Aber der Klang seiner eigenen Flöte versetzte Keil einen Stich. Er würde sie
nie wieder spielen können, ohne dabei an die andere, die ungespielte Flöte,
zu denken. Und obwohl jetzt Lonněl wieder bei ihnen war und eigentlich
nur noch Felder fehlte, würde nichts mehr so sein können wie früher.
Als Schwinge von ihrer Runde zurückkam, brach Keil die Melodie ab und
steckte die Flöte hastig wieder ein. Sie bemerkte es, sagte aber nichts.
Morren nickte nur. Lonněl, der nicht wissen konnte, was in der
Zwischenzeit geschehen war, starrte unbewegt in seinen Tee, als wisse er
nicht, wen er sonst ansehen sollte. Er tat Keil leid. Da hatte er die
ganze Zeit auf Schwinge gewartet, und nun hatte sie in fünf Tagen kein
einziges Wort mit ihm gesprochen. Es war nicht zu übersehen, daß Lonněl
so unglücklich war, wie ein Mensch nur sein konnte. Aber Keil konnte ihm
nicht helfen.
»Möchte noch jemand von dem Kaninchen?« fragte Morren. Wie immer gelang es ihm
an besten, die Situation zu ignorieren. Aber er hatte recht. Da sie es
nicht ungeschehen machen konnten, blieb ihnen nichts anderes übrig, als
einfach weiterzuleben. Felder hätte vermutlich nichts anderes gemacht.
Nun, es war vielleicht ganz gut, daß der Prinz jetzt nicht bei ihnen war.
Er hatte immer einen ausgesprochen guten Appetit gehabt, und ihr Frühstück
reichte selbst für vier kaum aus. Es war zwar noch etwas kaltes Kaninchen
vom letzten Abend übrig, aber ihr Brot war so gut wie aufgebraucht, so daß
jeder nur wenige Bissen davon bekam. Lediglich Morrens würziger Tee war
in ausreichender Menge vorhanden.
»Lonněl?« fragte Morren. Der Mensch blickte auf. »Hast du Geld?«
»Ein wenig«, sagte Lonněl. »Ich habe eigentlich nur für meinen Unterhalt
gearbeitet, aber zwischendurch hat mir die Bäuerin ein paar Münzen
gegeben. Warum?«
»Wir brauchen frisches Brot«, sagte Morren. »Und das Einfachste ist immer
noch, es zu kaufen.«
Noch
am Vormittag erreichten sie ein Dorf der Menschen, das, von einer
Steinmauer umgeben, am Ufer eines Flusses lag. ‘Dorf’ war eigentlich
nicht mehr die richtige Bezeichnung.

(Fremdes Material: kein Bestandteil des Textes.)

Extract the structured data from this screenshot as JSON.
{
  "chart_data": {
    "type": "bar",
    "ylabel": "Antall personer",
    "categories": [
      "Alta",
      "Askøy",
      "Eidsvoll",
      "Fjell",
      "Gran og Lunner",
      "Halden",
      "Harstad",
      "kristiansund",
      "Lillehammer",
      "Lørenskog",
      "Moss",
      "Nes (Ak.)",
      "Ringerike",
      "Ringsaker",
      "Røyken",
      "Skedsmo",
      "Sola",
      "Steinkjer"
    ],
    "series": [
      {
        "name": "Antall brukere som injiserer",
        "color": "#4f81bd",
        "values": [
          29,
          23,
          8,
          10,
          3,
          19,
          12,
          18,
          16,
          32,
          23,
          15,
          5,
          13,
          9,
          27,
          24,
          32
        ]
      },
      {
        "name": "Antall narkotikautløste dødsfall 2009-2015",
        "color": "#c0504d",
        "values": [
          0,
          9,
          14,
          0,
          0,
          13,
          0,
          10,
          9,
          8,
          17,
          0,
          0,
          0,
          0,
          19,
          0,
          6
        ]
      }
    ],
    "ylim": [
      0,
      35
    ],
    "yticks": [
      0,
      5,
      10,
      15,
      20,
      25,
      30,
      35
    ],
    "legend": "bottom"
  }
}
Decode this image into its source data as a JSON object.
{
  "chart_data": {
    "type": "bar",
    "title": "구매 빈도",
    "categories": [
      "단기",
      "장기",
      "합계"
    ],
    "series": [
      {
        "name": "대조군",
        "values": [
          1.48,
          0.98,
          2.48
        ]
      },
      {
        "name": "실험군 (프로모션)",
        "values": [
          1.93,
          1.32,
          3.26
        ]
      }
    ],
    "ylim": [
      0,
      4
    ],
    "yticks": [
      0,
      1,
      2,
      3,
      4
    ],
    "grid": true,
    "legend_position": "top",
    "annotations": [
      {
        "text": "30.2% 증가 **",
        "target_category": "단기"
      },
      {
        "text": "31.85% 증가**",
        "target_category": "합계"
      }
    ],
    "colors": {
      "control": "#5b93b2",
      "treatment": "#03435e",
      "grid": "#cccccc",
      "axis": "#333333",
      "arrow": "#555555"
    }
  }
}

Es war die größte menschliche
Ansiedlung, die Keil jemals gesehen hatte.
»Laßt
uns unser Brot dort kaufen«, bat er. Dieser Ort zog ihn magisch an,
obwohl er schon von vorn herein sagen konnte, daß es dort eng, laut und
übelriechend sein würde. Es war unmöglich zu erklären, warum er
unbedingt dorthin wollte. Vielleicht lag es daran, daß sie nun auf dem
Heimweg waren. Bald würden sie die tiefen Wälder erreicht haben, und
dann würde er nie wieder ein Menschendorf sehen. Da war es wohl am
besten, wenn ihm das Letzte in besonders abschreckender Erinnerung blieb.
Nicht
einmal jetzt widersprach Schwinge. Sie war zwar nicht bereit, die Stadt zu
betreten, aber sie sagte nur: »Tut das, was ihr müßt. Ich werde hier
draußen auf euch warten.« Sie konnte ihn nicht mehr Verräter nennen.
Lonněl,
Morren und Keil betraten die Stadt ungehindert. Bevor der Wachmann Keil
auch nur bitten konnte, die dunkle Kapuze des Umhangs, den ihm Lonněl
geliehen hatte, von seinem Gesicht zu nehmen, hatte Morren seinen Blick
längst in eine andere Richtung gelenkt. Allerdings hatte Keil das Gefühl,
mit der Kapuze noch stärker aufzufallen als ohne. Es war tatsächlich ein
ziemlich heißer Tag geworden, und viele auf den Straßen arbeitende
Handwerker, an denen sie unterwegs vorbeikamen, trugen überhaupt keine
Hemden. Ein lustiger Anblick.
Um
zum Viertel der Bäcker zu gelangen, mußten sie die ganze Stadt
durchqueren, und Keil versuchte, so viel wie möglich in sich aufzunehmen.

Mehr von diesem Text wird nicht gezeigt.